Logo
Nella casa abbandonata trovata una santa barbara: in due nei guai

I fucili appartenevano ad un uomo deceduto

Un intervento di routine si è trasformato in una scoperta inquietante per i Carabinieri della Stazione di Ardenza, che nel centro di Livorno hanno rinvenuto un piccolo arsenale illegale nascosto in un appartamento apparentemente abbandonato.

I militari erano intervenuti dopo una segnalazione di possibile intrusione in un’abitazione disabitata, di proprietà di un’anziana. Al loro arrivo, hanno trovato la porta socchiusa e, insospettiti, sono entrati. All’interno, in condizioni igieniche precarie e senza corrente elettrica, si trovavano due uomini dell’Est Europa, di 34 e 40 anni, entrambi con precedenti penali e residenti a Livorno, ma in altro indirizzo.

Le giustificazioni dei due sono apparse contraddittorie e poco convincenti, tanto da spingere i Carabinieri a perquisire i locali. Durante il controllo, in una camera da letto, è emerso un armadio che nascondeva quattro armi da fuoco: due doppiette e due carabine. Nessuno dei presenti ha saputo spiegare la provenienza dei fucili né giustificarne la detenzione.

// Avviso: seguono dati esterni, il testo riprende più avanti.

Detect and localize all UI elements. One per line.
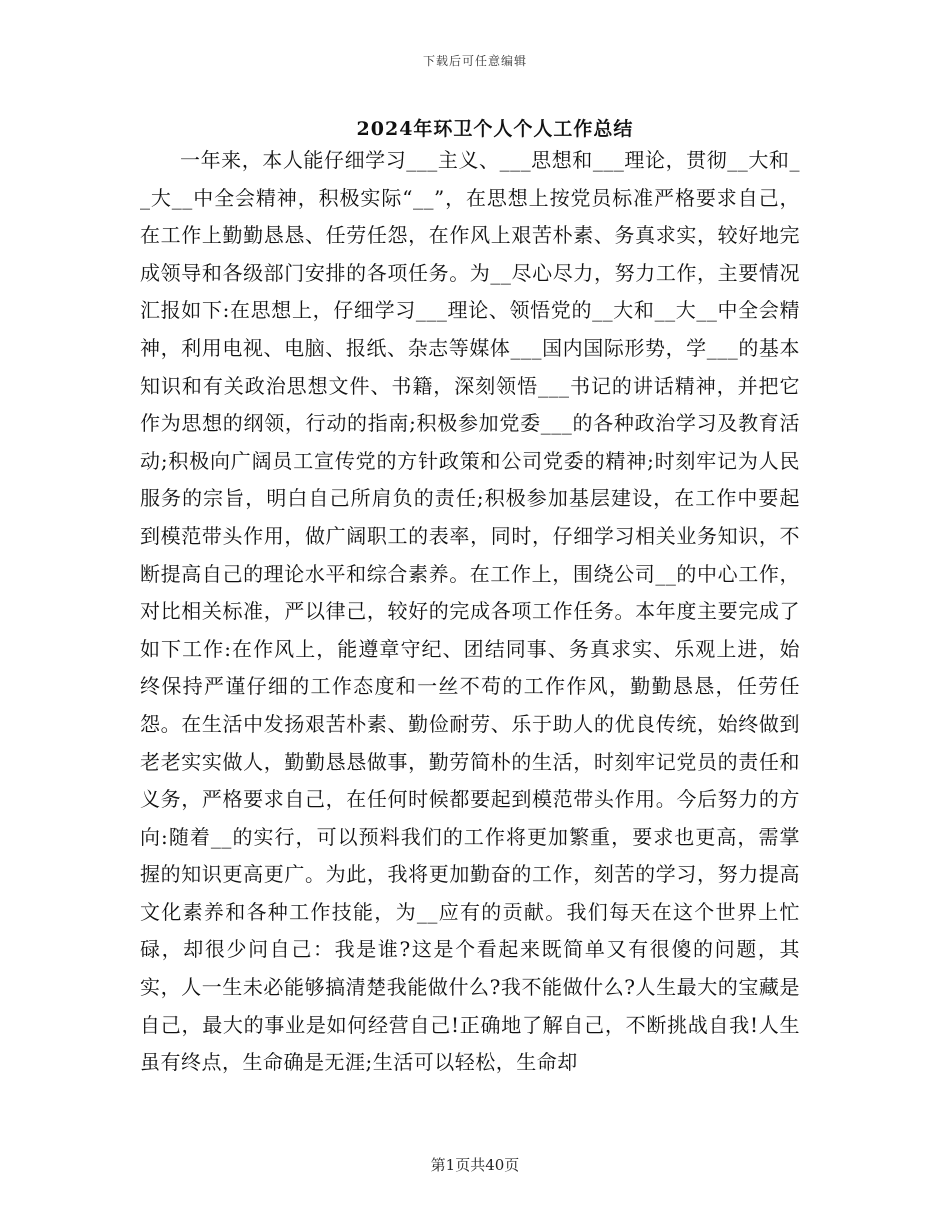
header-note: 下载后可任意编辑 [422,54,527,68]
document-body: 一年来，本人能仔细学习___主义、___思想和___理论，贯彻__大和__大__中全会精神，积极实际“__”，在思想上按党员标准严格要求自己，在工作上勤勤恳恳、任劳任怨，在作风上艰苦朴素、务真求实，较好地完成领导和各级部门安排的各项任务。为__尽心尽力，努力工作，主要情况汇报如下:在思想上，仔细学习___理论、领悟党的__大和__大__中全会精神，利用电视、电脑、报纸、杂志等媒体___国内国际形势，学___的基本知识和有关政治思想文件、书籍，深刻领悟___书记的讲话精神，并把它作为思想的纲领，行动的指南;积极参加党委___的各种政治学习及教育活动;积极向广阔员工宣传党的方针政策和公司党委的精神;时刻牢记为人民服务的宗旨，明白自己所肩负的责任;积极参加基层建设，在工作中要起到模范带头作用，做广阔职工的表率，同时，仔细学习相关业务知识，不断提高自己的理论水平和综合素养。在工作上，围绕公司__的中心工作，对比相关标准，严以律己，较好的完成各项工作任务。本年度主要完成了如下工作:在作风上，能遵章守纪、团结同事、务真求实、乐观上进，始终保持严谨仔细的工作态度和一丝不苟的工作作风，勤勤恳恳，任劳任怨。在生活中发扬艰苦朴素、勤俭耐劳、乐于助人的优良传统，始终做到老老实实做人，勤勤恳恳做事，勤劳简朴的生活，时刻牢记党员的责任和义务，严格要求自己，在任何时候都要起到模范带头作用。今后努力的方向:随着__的实行，可以预料我们的工作将更加繁重，要求也更高，需掌握的知识更高更广。为此，我将更加勤奋的工作，刻苦的学习，努力提高文化素养和各种工作技能，为__应有的贡献。我们每天在这个世界上忙碌，却很少问自己：我是谁?这是个看起来既简单又有很傻的问题，其实，人一生未必能够搞清楚我能做什么?我不能做什么?人生最大的宝藏是自己，最大的事业是如何经营自己!正确地了解自己，不断挑战自我!人生虽有终点，生命确是无涯;生活可以轻松，生命却 [140,148,800,1075]
page-number-footer: 第1页共40页 [430,1156,520,1174]
document-title: 2024年环卫个人个人工作总结 [356,118,634,140]
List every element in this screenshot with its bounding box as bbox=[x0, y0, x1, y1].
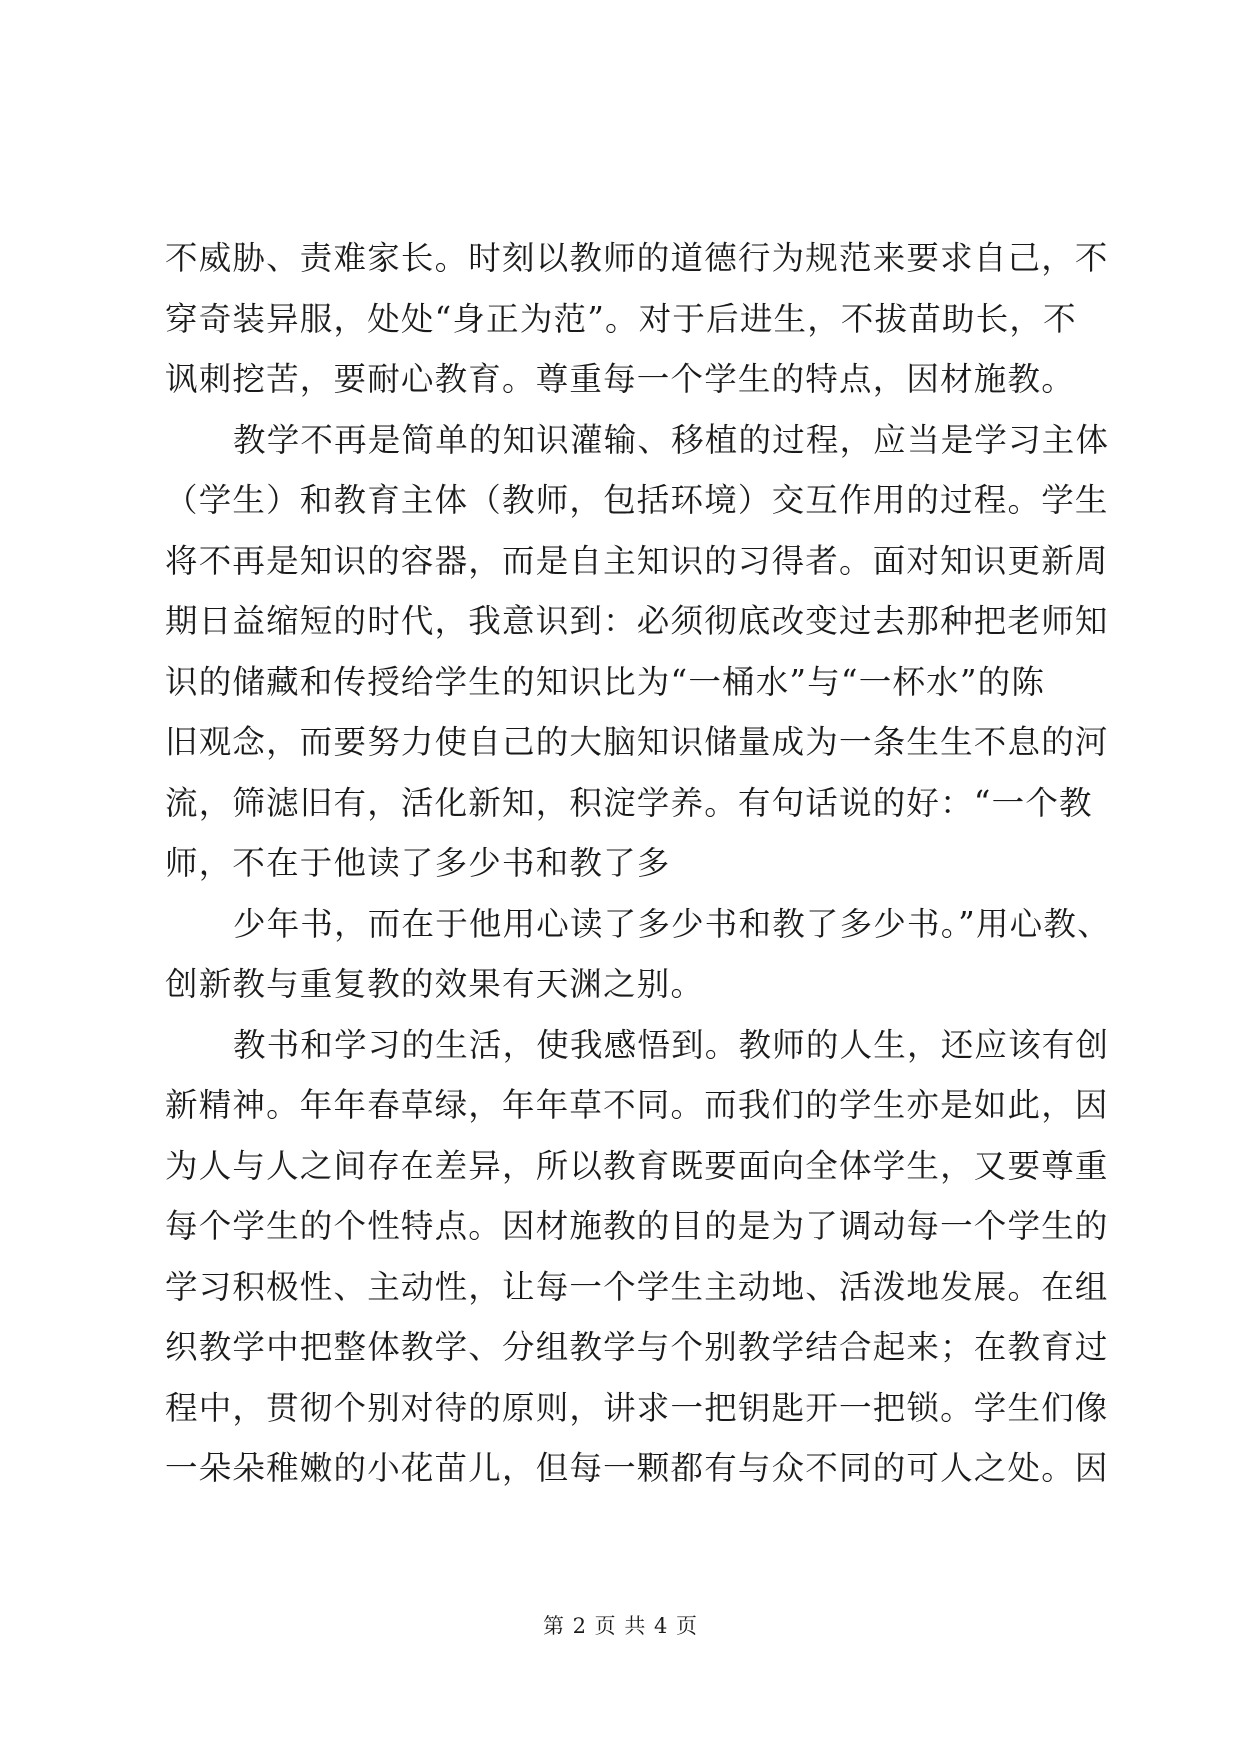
text-line: 流，筛滤旧有，活化新知，积淀学养。有句话说的好：“一个教 bbox=[165, 783, 1093, 822]
text-line: 学习积极性、主动性，让每一个学生主动地、活泼地发展。在组 bbox=[165, 1267, 1109, 1306]
text-line: 新精神。年年春草绿，年年草不同。而我们的学生亦是如此，因 bbox=[165, 1086, 1109, 1124]
text-line: 为人与人之间存在差异，所以教育既要面向全体学生，又要尊重 bbox=[165, 1146, 1109, 1185]
paragraph bbox=[165, 1015, 1110, 1499]
text-line: 师，不在于他读了多少书和教了多 bbox=[165, 844, 671, 882]
paragraph bbox=[165, 228, 1109, 410]
text-line: 期日益缩短的时代，我意识到：必须彻底改变过去那种把老师知 bbox=[165, 602, 1109, 640]
text-line: 一朵朵稚嫩的小花苗儿，但每一颗都有与众不同的可人之处。因 bbox=[165, 1449, 1109, 1487]
paragraph bbox=[165, 894, 1111, 1015]
text-line: 少年书，而在于他用心读了多少书和教了多少书。”用心教、 bbox=[233, 904, 1111, 943]
text-line: （学生）和教育主体（教师，包括环境）交互作用的过程。学生 bbox=[165, 481, 1109, 519]
text-line: 程中，贯彻个别对待的原则，讲求一把钥匙开一把锁。学生们像 bbox=[165, 1388, 1109, 1427]
text-line: 创新教与重复教的效果有天渊之别。 bbox=[165, 965, 705, 1003]
text-line: 教学不再是简单的知识灌输、移植的过程，应当是学习主体 bbox=[233, 420, 1110, 459]
text-line: 织教学中把整体教学、分组教学与个别教学结合起来；在教育过 bbox=[165, 1328, 1109, 1366]
text-line: 教书和学习的生活，使我感悟到。教师的人生，还应该有创 bbox=[233, 1025, 1110, 1064]
text-line: 将不再是知识的容器，而是自主知识的习得者。面对知识更新周 bbox=[165, 541, 1109, 580]
page-footer: 第 2 页 共 4 页 bbox=[542, 1614, 699, 1638]
text-line: 讽刺挖苦，要耐心教育。尊重每一个学生的特点，因材施教。 bbox=[165, 360, 1075, 398]
document-body bbox=[165, 228, 1111, 1499]
paragraph bbox=[165, 410, 1110, 894]
text-line: 旧观念，而要努力使自己的大脑知识储量成为一条生生不息的河 bbox=[165, 723, 1109, 761]
text-line: 不威胁、责难家长。时刻以教师的道德行为规范来要求自己，不 bbox=[165, 239, 1109, 277]
text-line: 每个学生的个性特点。因材施教的目的是为了调动每一个学生的 bbox=[165, 1207, 1109, 1245]
text-line: 识的储藏和传授给学生的知识比为“一桶水”与“一杯水”的陈 bbox=[165, 662, 1046, 701]
text-line: 穿奇装异服，处处“身正为范”。对于后进生，不拔苗助长，不 bbox=[165, 299, 1077, 338]
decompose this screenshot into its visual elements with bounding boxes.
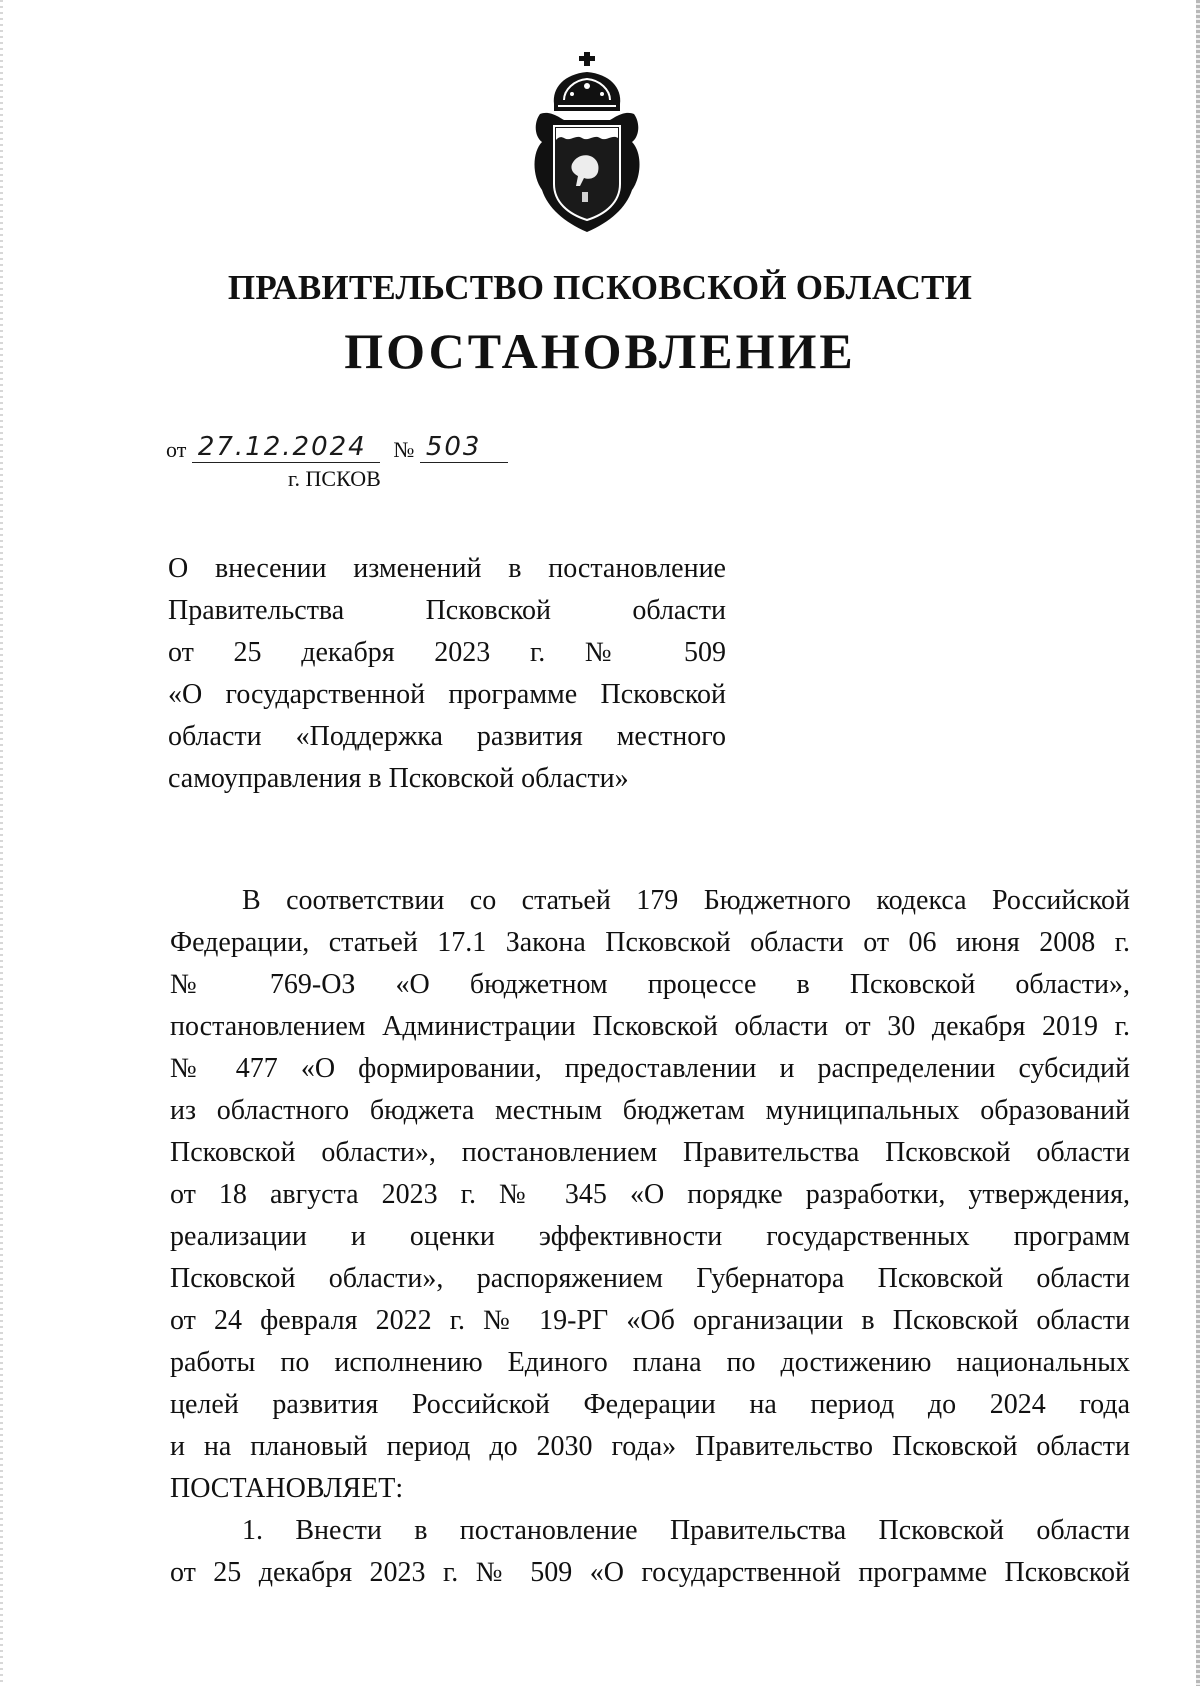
- body-line: В соответствии со статьей 179 Бюджетного кодекса Российской: [242, 885, 1130, 916]
- date-label: от: [166, 437, 187, 462]
- body-line: работы по исполнению Единого плана по достижению национальных: [170, 1347, 1130, 1378]
- body-line: Псковской области», распоряжением Губернатора Псковской области: [170, 1263, 1130, 1294]
- subject-line: «О государственной программе Псковской: [168, 679, 726, 710]
- scan-edge-left: [0, 0, 3, 1686]
- body-line: постановлением Администрации Псковской области от 30 декабря 2019 г.: [170, 1011, 1130, 1042]
- body-line: 1. Внести в постановление Правительства Псковской области: [242, 1515, 1130, 1546]
- document-type-title: ПОСТАНОВЛЕНИЕ: [344, 323, 856, 379]
- body-line: целей развития Российской Федерации на период до 2024 года: [170, 1389, 1130, 1420]
- body-line: и на плановый период до 2030 года» Правительство Псковской области: [170, 1431, 1130, 1462]
- body-line: от 18 августа 2023 г. № 345 «О порядке разработки, утверждения,: [170, 1179, 1130, 1210]
- body-line: № 769-ОЗ «О бюджетном процессе в Псковской области»,: [170, 969, 1130, 1000]
- organization-title: ПРАВИТЕЛЬСТВО ПСКОВСКОЙ ОБЛАСТИ: [227, 268, 973, 307]
- number-label: №: [393, 437, 415, 462]
- city-label: г. ПСКОВ: [288, 466, 381, 491]
- body-line: реализации и оценки эффективности государственных программ: [170, 1221, 1130, 1252]
- subject-line: О внесении изменений в постановление: [168, 553, 726, 584]
- date-value: 27.12.2024: [192, 432, 380, 463]
- body-line-resolves: ПОСТАНОВЛЯЕТ:: [170, 1473, 404, 1504]
- body-line: от 25 декабря 2023 г. № 509 «О государственной программе Псковской: [170, 1557, 1130, 1588]
- subject-line: самоуправления в Псковской области»: [168, 763, 629, 794]
- document-body: [170, 880, 1130, 1594]
- document-subject: [168, 548, 726, 800]
- subject-line: Правительства Псковской области: [168, 595, 726, 626]
- body-line: от 24 февраля 2022 г. № 19-РГ «Об организации в Псковской области: [170, 1305, 1130, 1336]
- coat-of-arms-icon: [524, 52, 650, 238]
- body-line: Псковской области», постановлением Правительства Псковской области: [170, 1137, 1130, 1168]
- requisites-line: [166, 432, 508, 462]
- number-value: 503: [420, 432, 508, 463]
- scan-edge-right: [1196, 0, 1200, 1686]
- subject-line: от 25 декабря 2023 г. № 509: [168, 637, 726, 668]
- body-line: № 477 «О формировании, предоставлении и распределении субсидий: [170, 1053, 1130, 1084]
- body-line: из областного бюджета местным бюджетам муниципальных образований: [170, 1095, 1130, 1126]
- subject-line: области «Поддержка развития местного: [168, 721, 726, 752]
- body-line: Федерации, статьей 17.1 Закона Псковской области от 06 июня 2008 г.: [170, 927, 1130, 958]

Le successive verifiche in caserma hanno fatto emergere un particolare ancora più grave: le armi erano state rubate pochi giorni prima da un’abitazione di un livornese deceduto, furto che era già stato denunciato dal figlio della vittima.

D’intesa con la Procura della Repubblica di Livorno, i Carabinieri hanno disposto il sequestro delle armi e denunciato i due uomini per detenzione illegale di armi e ricettazione.

L’indagine prosegue per chiarire se dietro al ritrovamento ci sia una rete di traffico di armi rubate o se i due denunciati avessero intenzione di utilizzarle per altri scopi.